Aunque los autónomos del entorno digital trabajan en un espacio independiente y flexible, también deben estar protegidos por un marco regulatorio que les ofrezca seguridad. Es una de las principales peticiones de la Asociación Española de la Economía Digital (Adigital), que recientemente presentó una propuesta de reforma de la ley que regula a los autónomos para darles mayor cobertura y protección, especialmente en el sector de la innovación.

La radiografía de Estados Unidos revela cómo se está adaptando el entorno freelance a esta tendencia en el país. El informe Upwork de 2018 detalla que hay más de 57 millones de autónomos, una masa laboral que ha crecido en los últimos cinco años motivada especialmente por la tecnología, ya que el 64% de encuestados encontró su trabajo online.

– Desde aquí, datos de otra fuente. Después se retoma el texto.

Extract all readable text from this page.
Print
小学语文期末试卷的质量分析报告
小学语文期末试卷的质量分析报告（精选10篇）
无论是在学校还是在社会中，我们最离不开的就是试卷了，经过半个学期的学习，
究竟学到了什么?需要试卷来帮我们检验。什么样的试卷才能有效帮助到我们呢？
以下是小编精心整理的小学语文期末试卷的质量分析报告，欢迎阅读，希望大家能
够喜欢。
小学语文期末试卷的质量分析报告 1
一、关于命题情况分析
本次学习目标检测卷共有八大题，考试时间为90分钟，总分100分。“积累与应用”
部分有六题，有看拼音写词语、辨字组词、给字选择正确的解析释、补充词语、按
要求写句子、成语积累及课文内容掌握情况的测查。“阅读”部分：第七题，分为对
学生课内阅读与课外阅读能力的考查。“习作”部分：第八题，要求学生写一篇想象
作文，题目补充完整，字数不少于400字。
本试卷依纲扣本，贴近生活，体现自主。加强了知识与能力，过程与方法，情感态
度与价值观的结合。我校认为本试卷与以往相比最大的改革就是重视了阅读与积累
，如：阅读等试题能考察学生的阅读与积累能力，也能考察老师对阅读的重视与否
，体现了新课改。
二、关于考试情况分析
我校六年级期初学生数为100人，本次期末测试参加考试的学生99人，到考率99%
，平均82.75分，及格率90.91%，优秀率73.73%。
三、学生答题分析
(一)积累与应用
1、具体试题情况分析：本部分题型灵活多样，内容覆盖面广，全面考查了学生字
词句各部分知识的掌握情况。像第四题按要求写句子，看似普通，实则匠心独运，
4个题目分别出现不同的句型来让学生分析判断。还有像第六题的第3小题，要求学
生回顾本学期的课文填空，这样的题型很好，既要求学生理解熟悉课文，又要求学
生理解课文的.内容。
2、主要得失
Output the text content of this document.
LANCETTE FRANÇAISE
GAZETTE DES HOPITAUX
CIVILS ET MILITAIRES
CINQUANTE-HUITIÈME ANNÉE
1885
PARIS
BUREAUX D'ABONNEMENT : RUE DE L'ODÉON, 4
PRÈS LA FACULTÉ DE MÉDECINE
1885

Precisamente, es la tecnología la que hace posible la existencia del nómada digital. Mediante el uso de herramientas, como Skype, es posible asistir a una reunión sin necesidad de estar físicamente en la oficina. Para mantener una comunicación fluida con nuestros clientes o compañeros de trabajo, y a la vez gozar de mayor libertad de movimiento, existen plataformas como Slack o Teams. El uso de calendarios virtuales u organizadores, como Trello, permiten que todos los participantes de una misma tarea puedan mantenerse al día.

Elegir el entorno de trabajo y ofrecer nuestras habilidades a diferentes compañías son algunas de las ventajas de ser autónomo digital. Hoy en día importa más cómo se desempeñan esas tareas que dónde. Por eso, si los recursos se gestionan de manera eficiente, la descentralización no tiene por qué ser un obstáculo.